The secular trend of deglobalization and concurrent reshoring of manufacturing capacity in the United States will only accelerate under the new Trump administration.  At the same time, economies throughout the rest of the world, especially Germany, France, Brazil, China and Japan, are all either on the brink of recession or mired in economic stagnation.  Lower growth and lower interest rates throughout the global economy should make dollar-denominated assets more attractive and help keep a lid on interest rates.  Especially relative to the rest of the world, the supertanker U.S. economy is in great shape and our markets vastly more attractive for investors.  With consumer spending accounting for 70% of U.S. GDP and U.S. exports accounting for only 11%, the United States is well prepared for the emerging era of isolationism. 

Recent research from Goldman Sachs cautions investors to expect annualized returns of 3% or 1% after inflation for the next ten years, citing steep valuations and extreme concentration in technology as primary culprits for this anticipated period of meager returns.  On the other end of the spectrum, Economist Ed Yardeni is calling for big productivity gains driven by AI to lead a “Roaring 20s” renaissance where the S&P 500 hits 10,000 by the end of the decade.  We suspect that market returns will fall somewhere between these two extremes.  Even the more bearish Goldman research suggests an equally weighted allocation strategy as antidote for investors to beat the expected doldrums. 

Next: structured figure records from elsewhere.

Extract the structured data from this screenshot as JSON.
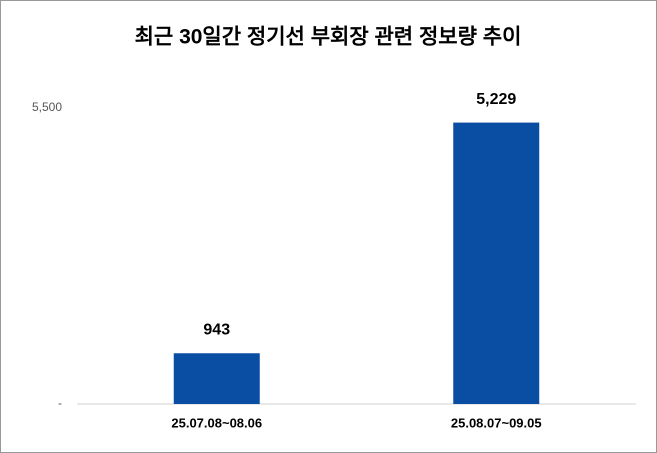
{
  "chart_data": {
    "type": "bar",
    "title": "최근 30일간 정기선 부회장 관련 정보량 추이",
    "categories": [
      "25.07.08~08.06",
      "25.08.07~09.05"
    ],
    "values": [
      943,
      5229
    ],
    "value_labels": [
      "943",
      "5,229"
    ],
    "color": "#0a4ea3",
    "ylim": [
      0,
      5500
    ],
    "yticks": [
      {
        "value": 0,
        "label": "-"
      },
      {
        "value": 5500,
        "label": "5,500"
      }
    ],
    "grid": false
  }
}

While we again would not be surprised by a pullback in the coming months, we do expect the S&P 500 to reach at least 6,500 in the year ahead.  With consensus estimates at $280 for 2025 S&P 500 earnings, reaching that level implies no change to the overall market multiple.  That said, we expect eventual rotation to the “other 493” to lead a period of sustainable reversion to the mean that may be hidden below the surface by the dominant weight of the Mag 7.  Because the Mag 7 looms so large, even massive moves by the S&P 500’s smaller constituents will not move the needle for the overall market.  Conversely, should any of the megacap leaders disappoint or stumble, such surprises would have a disproportionate effect on the market indices. We expect an equally weighted strategy focused on quality and dividend growth to continue to serve our clients well, especially on a risk-adjusted basis.